The most common problem is pudendal nerve entrapment (PNE) syndrome, presenting as genitalia numbness, reported by 50–91 % of cyclists [59]. In men attending an infertility clinic, bicycling for more than 5 h a week was associated with lower sperm concentration and motility [60]. Injurious effect of exercise on spermatogenesis can be attributed to increased scrotal temperature and HPT axis alterations, as previously discussed.
Surveys of men in Australia, England, Germany, the Netherlands, and Spain estimate the prevalence of ED to be 11–34 % in men aged 16–80 years old [61–65]. ED is also commonly seen in high-performance and/or endurance sports athletes especially in competitive cyclists [66]. The data from the Massachusetts Male Aging Study (MMAS) showed that bicycling more than 3 h per week was an independent risk factor for males (aged 40–70 years) in the development of moderate to severe ED [67]. In case-control studies, the prevalence of moderate to severe ED in bicyclists was ~ 4.2 % versus age-matched runners (1.1 %) and swimmers (2 %), respectively [68]. Interestingly, research on female bicyclists is very limited but indicates the same impairment as in male bicyclists [66]. The cause of ED resulting from bicycle riding is not fully understood, yet is likely a result of continuous compression and strain on the pudendal nerve as well as insufficiency of penile blood supply because of perineal arterial compression [69, 70]. The extent to which blood flow decreases while cycling in a seated position is significantly affected by seat position, saddle material, size, and geometry [66]. It has been reported that, in male cyclists aged 20–37 years old, cycling in a 90° position resulted in 40 % better penile oxygenation than cycling in a 60° position.
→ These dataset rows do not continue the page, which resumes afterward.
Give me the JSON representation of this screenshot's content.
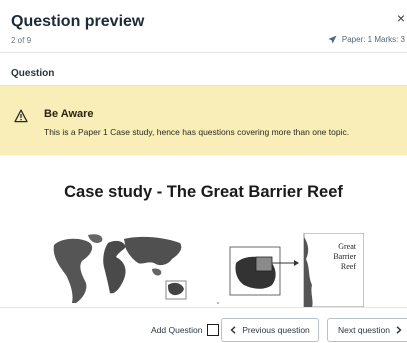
{
  "header": {
    "title": "Question preview",
    "counter": "2 of 9",
    "close_symbol": "×",
    "paper_info": "Paper: 1 Marks: 3"
  },
  "question": {
    "label": "Question"
  },
  "alert": {
    "title": "Be Aware",
    "text": "This is a Paper 1 Case study, hence has questions covering more than one topic.",
    "background": "#f9eeb7"
  },
  "content": {
    "case_title": "Case study - The Great Barrier Reef",
    "figure_label_line1": "Great",
    "figure_label_line2": "Barrier",
    "figure_label_line3": "Reef"
  },
  "footer": {
    "add_question_label": "Add Question",
    "prev_label": "Previous question",
    "next_label": "Next question"
  },
  "icons": {
    "close": "close-icon",
    "paper": "send-icon",
    "alert": "warning-icon",
    "prev": "chevron-left-icon",
    "next": "chevron-right-icon"
  }
}
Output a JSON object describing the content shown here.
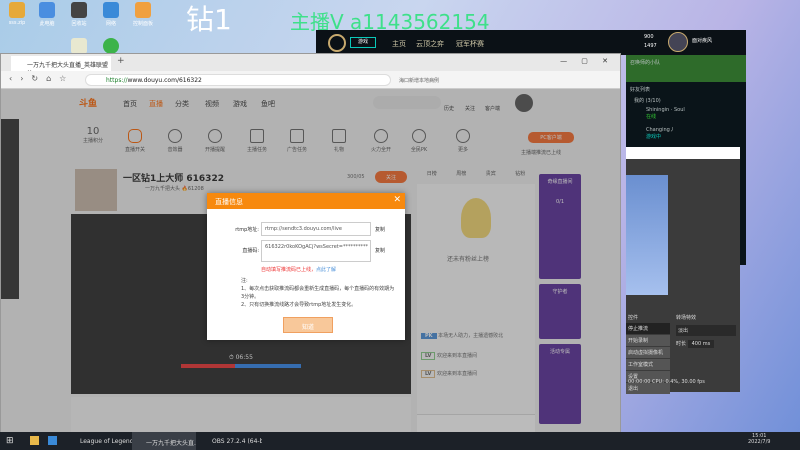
{
  "desktop": {
    "watermark_1": "钻1",
    "watermark_2": "主播V  a1143562154",
    "icons": [
      "sss.zip",
      "此电脑",
      "回收站",
      "网络",
      "控制面板",
      "文档",
      "微信"
    ]
  },
  "lol": {
    "tab": "游戏",
    "nav": [
      "主页",
      "云顶之弈",
      "冠军杯赛"
    ],
    "currency": [
      "900",
      "1497"
    ],
    "player_name": "面对疾风",
    "party_label": "召唤师的小队",
    "friends_header": "好友列表",
    "group": "我的 (3/10)",
    "friends": [
      {
        "name": "Shiningin · Soul",
        "status": "在线"
      },
      {
        "name": "Changing丿",
        "status": "游戏中"
      }
    ]
  },
  "obs": {
    "controls_header": "控件",
    "transition_header": "转场特效",
    "buttons": [
      "停止推流",
      "开始录制",
      "启动虚拟摄像机",
      "工作室模式",
      "设置",
      "退出"
    ],
    "transition": "淡出",
    "duration_label": "时长",
    "duration": "400 ms",
    "status": "00:00:00  CPU: 0.4%, 30.00 fps"
  },
  "browser": {
    "tab_title": "一万九千把大头直播_英雄联盟",
    "url_prefix": "https://",
    "url": "www.douyu.com/616322",
    "search_placeholder": "海口新增本地病例"
  },
  "douyu": {
    "nav": [
      "首页",
      "直播",
      "分类",
      "视频",
      "游戏",
      "鱼吧"
    ],
    "header_icons": [
      "历史",
      "关注",
      "客户端"
    ],
    "tools": [
      {
        "label": "主播积分",
        "value": "10"
      },
      {
        "label": "直播开关"
      },
      {
        "label": "音效器"
      },
      {
        "label": "开播提醒"
      },
      {
        "label": "主播任务"
      },
      {
        "label": "广告任务"
      },
      {
        "label": "礼物"
      },
      {
        "label": "火力全开"
      },
      {
        "label": "全民PK"
      },
      {
        "label": "更多"
      }
    ],
    "pc_button": "PC客户端",
    "pc_note": "主播端推流已上线",
    "room_title": "一区钻1上大师 616322",
    "streamer": "一万九千把大头",
    "heat": "61208",
    "follow": "关注",
    "follow_count": "300/05",
    "rank_tabs": [
      "日榜",
      "周榜",
      "贵宾",
      "钻粉"
    ],
    "chat_tip": "还未有粉丝上榜",
    "time": "06:55",
    "chat": [
      {
        "badge": "PK",
        "text": "本场无人助力，主播遗憾败北"
      },
      {
        "badge": "LV",
        "text": "欢迎来到本直播间"
      },
      {
        "badge": "LV",
        "text": "欢迎来到本直播间"
      }
    ],
    "promos": [
      "奇缘直播间",
      "0/1",
      "守护者",
      "活动专属"
    ]
  },
  "dialog": {
    "title": "直播信息",
    "rtmp_label": "rtmp地址:",
    "rtmp_value": "rtmp://sendtc3.douyu.com/live",
    "code_label": "直播码:",
    "code_value": "616322r0koKOgACj?wsSecret=**********",
    "copy": "复制",
    "warning": "自动填写推流码已上线，",
    "learn_more": "点此了解",
    "note_title": "注:",
    "notes": [
      "1、每次点击获取推流码都会重新生成直播码，每个直播码的有效期为3分钟。",
      "2、只有切换推流线路才会导致rtmp地址发生变化。"
    ],
    "ok": "知道"
  },
  "taskbar": {
    "items": [
      "League of Legends",
      "一万九千把大头直...",
      "OBS 27.2.4 (64-bi..."
    ],
    "time": "15:01",
    "date": "2022/7/9"
  }
}
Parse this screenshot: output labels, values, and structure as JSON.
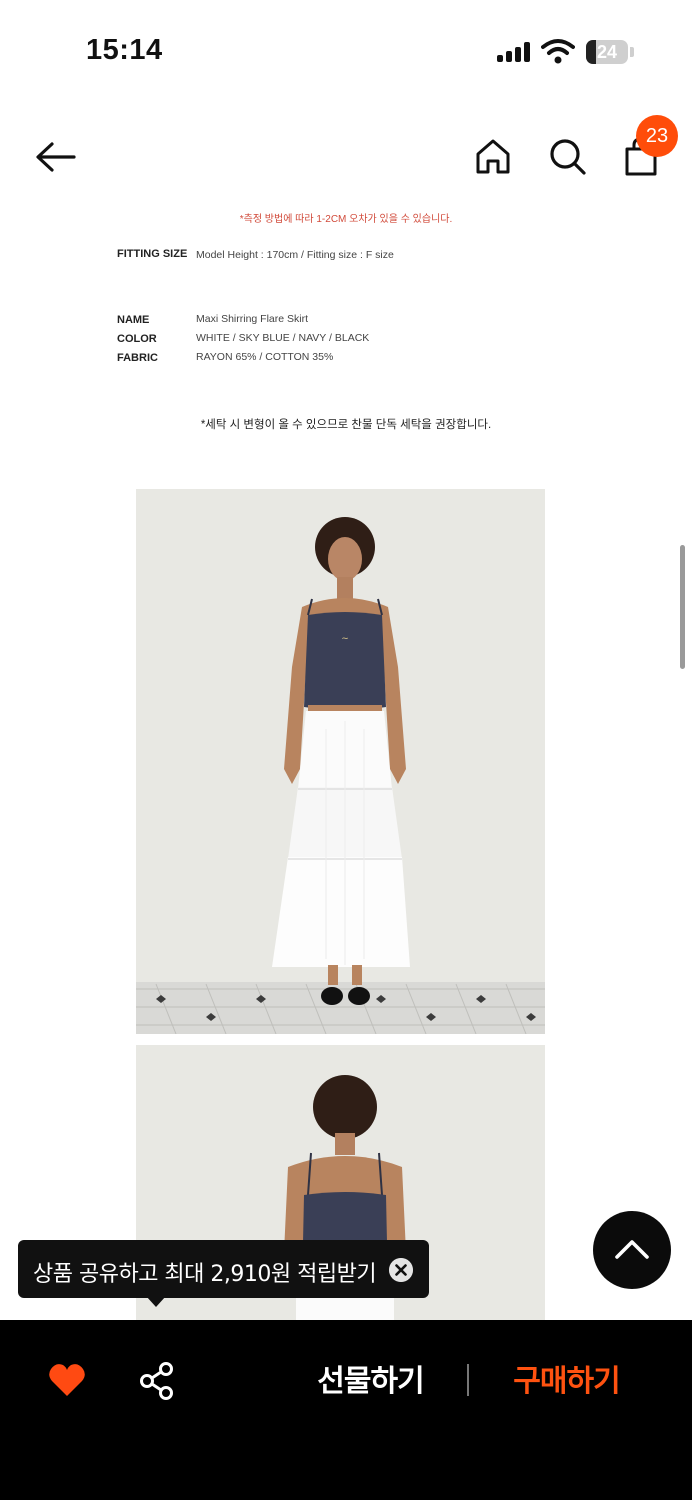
{
  "status_bar": {
    "time": "15:14",
    "battery": "24",
    "battery_level": 0.24,
    "icons": [
      "signal-icon",
      "wifi-icon",
      "battery-icon"
    ]
  },
  "header": {
    "icons": [
      "back-arrow-icon",
      "home-icon",
      "search-icon",
      "shopping-bag-icon"
    ],
    "cart_count": "23"
  },
  "product_info": {
    "measure_note": "*측정 방법에 따라 1-2CM 오차가 있을 수 있습니다.",
    "fitting": {
      "label": "FITTING SIZE",
      "value": "Model Height : 170cm / Fitting size : F size"
    },
    "specs": [
      {
        "label": "NAME",
        "value": "Maxi Shirring Flare Skirt"
      },
      {
        "label": "COLOR",
        "value": "WHITE / SKY BLUE / NAVY / BLACK"
      },
      {
        "label": "FABRIC",
        "value": "RAYON 65% / COTTON 35%"
      }
    ],
    "wash_note": "*세탁 시 변형이 올 수 있으므로 찬물 단독 세탁을 권장합니다."
  },
  "photos": [
    {
      "label": "model-front-photo"
    },
    {
      "label": "model-back-photo"
    }
  ],
  "toast": {
    "text": "상품 공유하고 최대 2,910원 적립받기",
    "icon": "close-icon"
  },
  "scroll_top": {
    "icon": "chevron-up-icon"
  },
  "bottom_bar": {
    "gift_label": "선물하기",
    "buy_label": "구매하기",
    "icons": [
      "heart-icon",
      "share-icon"
    ]
  },
  "colors": {
    "accent": "#ff5210",
    "badge": "#ff4d0a",
    "note_red": "#d14a3a",
    "bar_background": "#000000"
  }
}
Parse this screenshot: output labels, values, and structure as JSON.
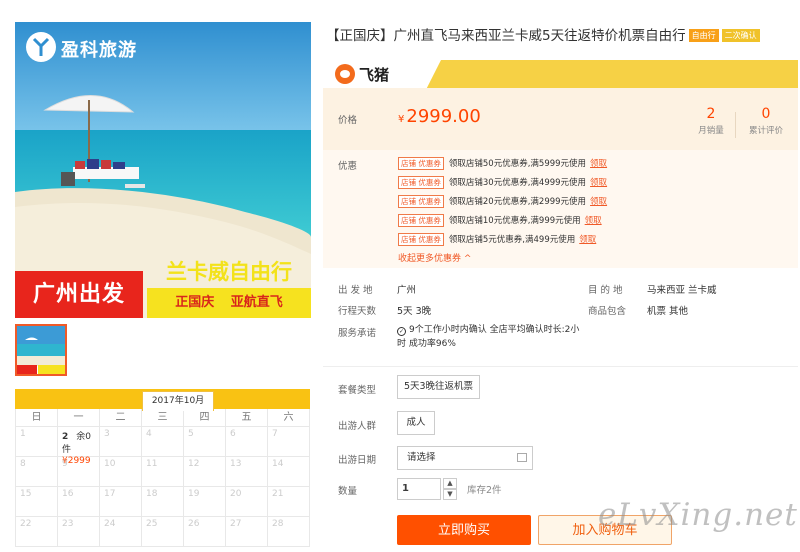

More than 50 % better penile oxygenation was demonstrated with a wider saddle than the narrow saddle when compared using the same seat position and padding material. Finally, no significant difference in penile oxygenation was observed when cycling on a flat saddle as compared with riding on a saddle with a hole [66]. Since cyclists are at risk for ED, they should take precautionary measures to minimize the associated risk with bicycle riding: choose a wide, unpadded no-nose saddle that allows proper placement for sitting; choose a horizontal saddle position; ride in a more upright position; change their body position regularly from a seated to a standing position; and use road bicycles instead of mountain bikes.